夏の夜に桜の精と

 桜の下には死体が埋まっている。そんな話をどこかで聞いたこともある。民家の庭に植えられた桜の枝が張り出して、屈まなければ通れないような歩道がこの前まであった。今はもうその民家は取り壊されて、噂では駐車場に変わるそうだ。瓦礫が残る空き地にその桜の切り株が居座り、そこに庭があったことを知らせていた。すぐ横にユンボが置き去りにされたように止まっていた。
 僕が通りがかったのは平日の夜で、コンビニ帰りでアイスとオニギリが入った袋を提げていた。あと一時間もすれば深夜の時間で、だから街灯に照らされた彼女の姿を目の端で捉えたとき、僕は幽霊や物の怪を見たのかと思ってどきりとした。彼女は取り壊し途中の敷地内にいて、ユンボにもたれかかって佇んでいた。二十代半ば辺りだろうか、手にチューハイの缶を持っていた。
 敷地のそばには「工事中」のステッカーを貼られたカラーコーン、「立ち入り禁止」の札が下がった黄色いハードルのようなアレも立ててある。彼女はこの場所に思い入れのある誰かなのか、それともただ単に勝手に入り込んだ酔っ払いなのか。どう判断したらいいのかと悩んで立ち止まっていると、彼女は僕に気づいてのんびりとした仕草で会釈をした。
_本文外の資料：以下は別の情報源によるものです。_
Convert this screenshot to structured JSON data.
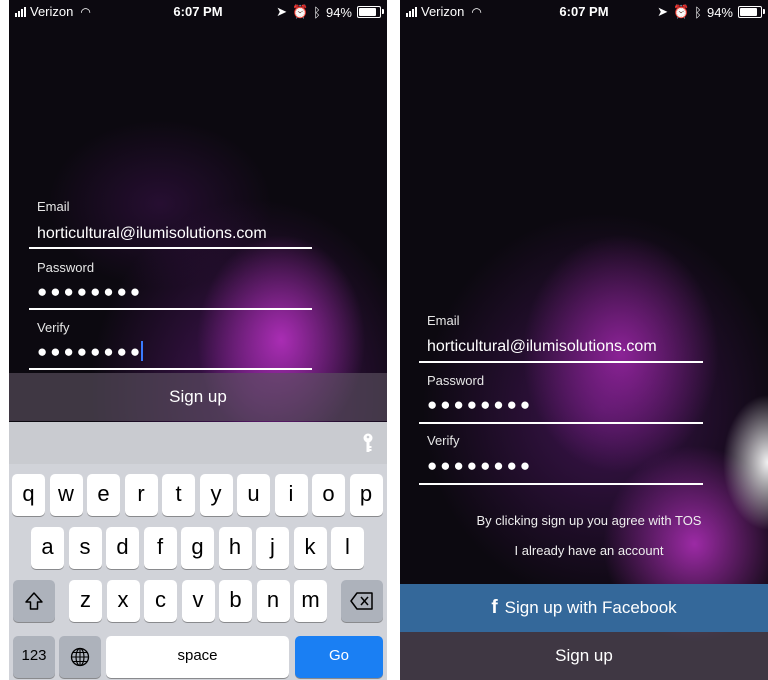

特に悪びれた態度でもなかったので、関係者である可能性のほうが高そうだなと思った。僕も会釈を返し、そのまま立ち去ってもよかったのだが、そのときにはもう多少なりとも興味を抱いてしまっていて、「ここに住んでいた人ですか?」と気軽さを装って聞いた。
「う……ん?」
 彼女は桜の切り株に目を落とし、
「住んでたって言うか……、埋まってた、かな」
 のんびりと答えて、酔っ払いらしい含み笑いをもらした。
「ああ、桜の木の下に、ですね」
 まだ深夜ではないのはわかっていたが、もうすぐ深夜だということを理由にして僕はそう話を合わせた。
「そう。桜の木の根っこに、ずーっと養分吸われててね。もう何十年も土の中にいたんだよ。出れなくってさ、まあそれはそれでよかったんだけど」
「あの桜の木、切られたんですね」
「うん。それで私はようやく出られたんだ。ま、土の中も居心地はよかったんだけどね」
 彼女はそう言って笑い、ゆるゆると缶チューハイを持ち上げて口をつけた。喉を鳴らす。その一連の動作は気だるそうで、いささか年老いても見え、何十年も土の中にいたという彼女の言葉にいくらかの説得力を与えていた。もちろん彼女の服にも肌にも土の汚れは見て取れなかった。
「ここの桜って、枝が張り出してて通るとき邪魔だったんですが、なくなってみるとさみしいもんですね」
 僕のひとり言のような言葉に、彼女は「ははっ」と乾いた笑い声を上げた。それから僕のほうを向いて、ニカッと笑い直した。
「ま、そんなもんだよ」
 彼女はすっと、缶チューハイを持った手を桜の切り株のほうに伸ばした。三本の指でだらしなく持っていた缶チューハイを、やる気なさそうに一度だけ揺らす。
「……乾杯?」
 僕がそう聞くと、彼女は唇の端と喉で、笑んだことを知らせた。
「そう、乾杯だね」
「桜の精と?」
「桜の精と」
 彼女はそう言って、今度は僕のほうに缶チューハイを向けた。僕は一瞬、内心でうろたえたのだが、すぐにコンビニ袋の中からガリガリ君を取り出し、それを彼女に見せつける。
「乾杯」
「乾杯」
 ガリガリ君のパッケージを開けるパリッという音を聞いてから、彼女はまた缶チューハイに口をつけて傾けた。僕は飲み物を買ってこなかったことを反省しながらガリガリ君を齧った。冷たく甘い。